The number of doctors – there are nearly 70,000 – and their salaries are both at all-time highs. More Canadians have a family doctor than in years past, proof that progress has been made. But access to them is among the worst in the world. How can that be?

Only half of Canadians are able to see their doctors the same day they become sick. Queues for specialists are especially worrisome, with 41 per cent of patients waiting two months or more, according to The Commonwealth Fund’s study of 11 countries.

Canadians shouldn’t fool themselves into thinking poor access is the inevitable consequence of a publicly-funded health care system. Patients in the Netherlands and Germany have rapid access to specialists, much like Americans where private care prevails. Our system is simply not efficient.

New research shows that the average family physician in Canada billed the public purse $239,000, while the average specialist billed $341,000. Alberta leads the way with the most generous compensation in Canada, according to 2010 figures.

The Ontario government has already signalled it wants doctors to accept a two-year pay freeze when their contract comes up in March, something that is likely to have strong public support.

The next question is about the service patients are receiving for the almost $19-billion a year they spend on physicians.

The privilege of being doctors who have a monopoly on providing medical care carries with it an ethical, social responsibility. That should include making patients the centre of care; there are many ways to achieve that.

More physicians should have advance access scheduling, where slots are kept open for sick patients. Demand for doctor services could be reduced by eliminating unnecessary follow-up visits or handling minor issues by e-mail or telephone. Physicians could blitz backlogs by working extra hours or hiring help.

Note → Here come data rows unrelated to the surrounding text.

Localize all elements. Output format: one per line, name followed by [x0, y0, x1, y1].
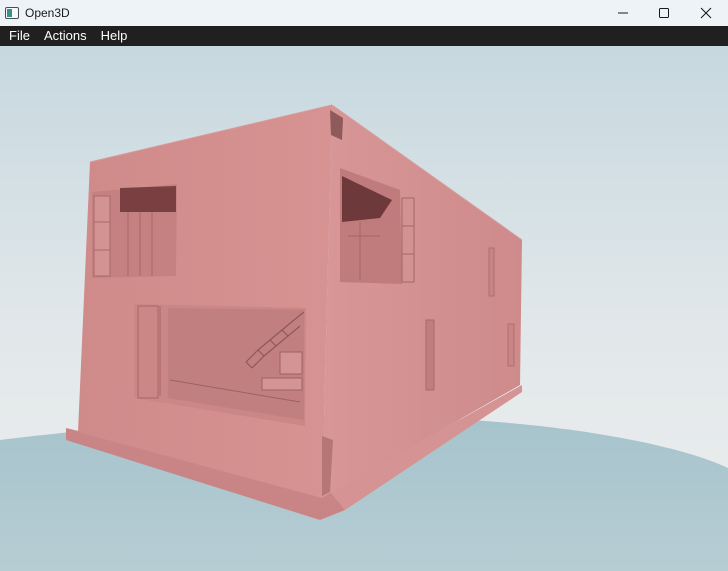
house-front-wall [78, 105, 332, 498]
side-window-1 [425, 319, 435, 391]
3d-viewport[interactable] [0, 46, 728, 571]
close-icon [700, 7, 712, 19]
side-window-3 [507, 323, 515, 367]
title-bar[interactable]: Open3D [0, 0, 728, 26]
side-window-2 [488, 247, 495, 297]
window-title: Open3D [25, 6, 70, 20]
minimize-icon [618, 12, 628, 14]
menu-bar: File Actions Help [0, 26, 728, 46]
minimize-button[interactable] [601, 0, 645, 26]
open3d-app-icon [5, 7, 19, 19]
scene-render [0, 46, 728, 571]
maximize-button[interactable] [642, 0, 686, 26]
menu-actions[interactable]: Actions [37, 26, 94, 46]
menu-help[interactable]: Help [94, 26, 135, 46]
maximize-icon [659, 8, 669, 18]
menu-file[interactable]: File [0, 26, 37, 46]
window-upper-left-interior [120, 186, 176, 212]
close-button[interactable] [684, 0, 728, 26]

Triage systems – especially for surgery – could save patients and surgeons unnecessary visits and whittle down backlogs. Patients wait months to see a surgeon only to learn they are not eligible for an operation. Having other health professionals triage patients early on would get them the right care at the quickest time, an initiative in which governments could assist.

Canadians have paid top dollar to buy change in the health-care system. They have bought more doctors, but they haven’t yet got a more efficient system.